一般的に、ライターがAIを活用する場面として、真っ先に思い浮かぶのが原稿チェックでしょう。実際、私自身も最近は原稿チェックにAIを使っています。人の目だけでは見落としがちな細かな誤字や脱字を素早くチェックして指摘してくれます。非常に優秀なツールとして活用させてもらっています。
また、インタビュー前の準備段階でAIを活用するケースも増えました。情報収集や質問内容、構成など、提案を採用するかどうかよりも、さまざまなアイデアを採用すべきか否かの提言を受けつつ判断する、相談相手や壁打ち相手のような役割です。一人で悶々と考えるよりも言語化することでアイデアが整理され、より良いアイデアに昇華されていくように感じています。
ただ、現状のAIには、まだ限界もあります。
例えば、AIで誤字や脱字のチェックを行った際、AI側から表現や構成に関する改善案が出ますが、それらをそのまま採用するケースはほとんどありません。提案が悪いというよりも、最終的には自分の言葉としてしっくりくる表現を選び直すことになるからです。まだまだ人間の感覚や文脈理解には追いついていないと感じます。

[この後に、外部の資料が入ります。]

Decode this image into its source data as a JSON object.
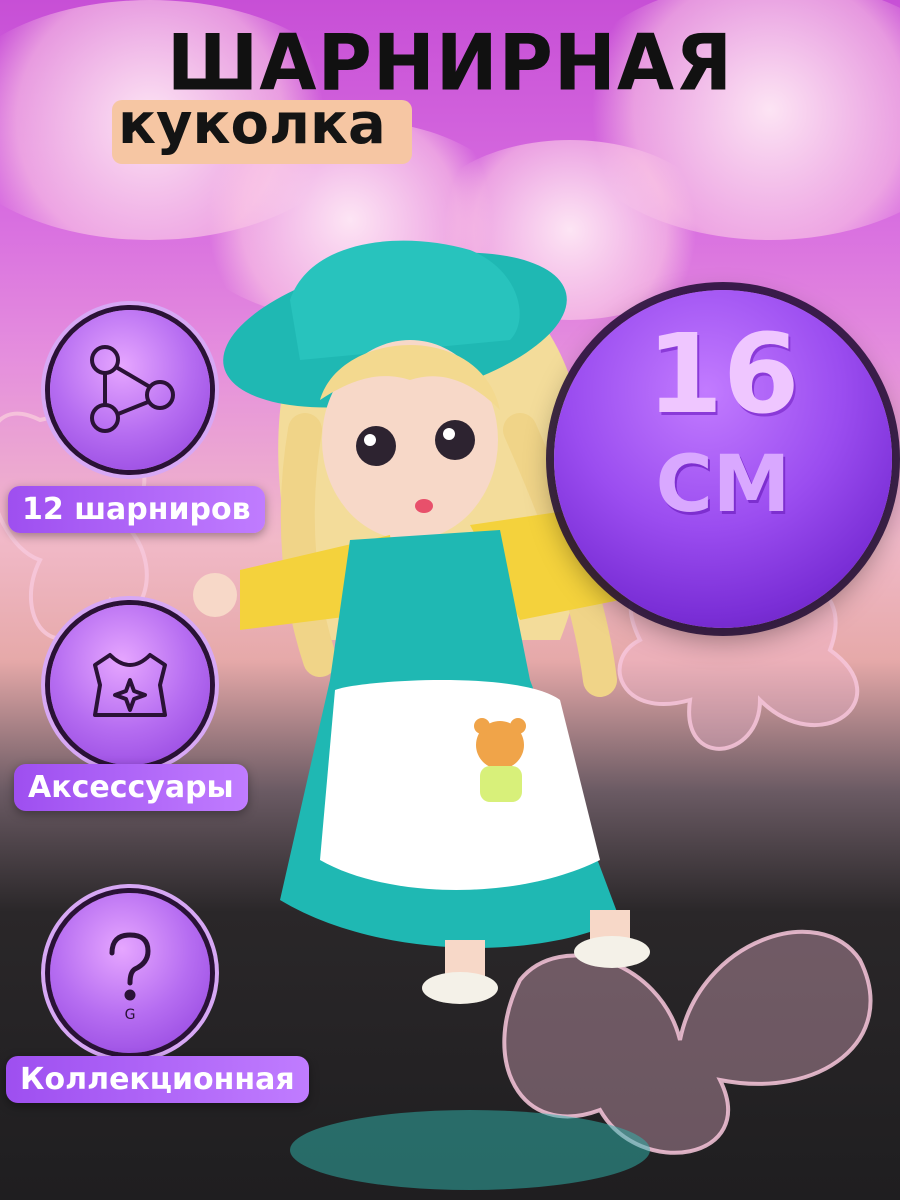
{
  "title": {
    "main": "ШАРНИРНАЯ",
    "sub": "куколка"
  },
  "size": {
    "number": "16",
    "unit": "СМ"
  },
  "features": [
    {
      "label": "12 шарниров",
      "icon": "joints-icon"
    },
    {
      "label": "Аксессуары",
      "icon": "dress-icon"
    },
    {
      "label": "Коллекционная",
      "icon": "question-icon"
    }
  ],
  "colors": {
    "accent": "#a455f0",
    "badge": "#f6c6a3",
    "title": "#111111"
  }
}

また、取材現場に足を運んで相手の話を引き出し、その内容を記事として構成していくプロセスや、そこで得られる情報もまた、まだAIにはたどり着けない領域だと考えます。
私のメインでもあるインタビューでは「現場力」がものをいいます。取材現場での段取りはもちろん、相手の表情や声の調子などの細かな変化を感じ取りながら質問を臨機応変に変えており、それが当初は想定してなかった核心に触れる話につながることがあります。こうした臨機応変な対応力や柔軟な構成変更は、今のAIには決してできません。

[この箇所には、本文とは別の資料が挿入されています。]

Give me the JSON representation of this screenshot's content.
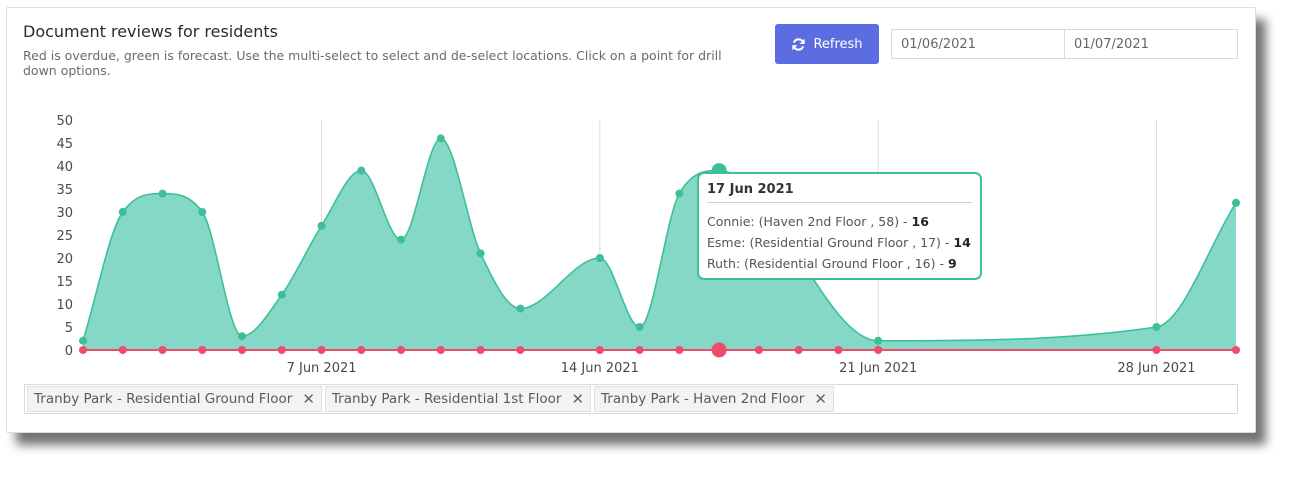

AIはとても便利な道具ですが、あくまで「道具」でしかありません。AIという道具で対応できるところは任せ、「人」にしかできない仕事に集中する。そう考えると、AI時代のクリエイターに求められるのは、AIとしのぎを削ることではなく、AIにはできないことを強みとし、AIでは届かない場所まで言葉を取りに行く力だと考えます。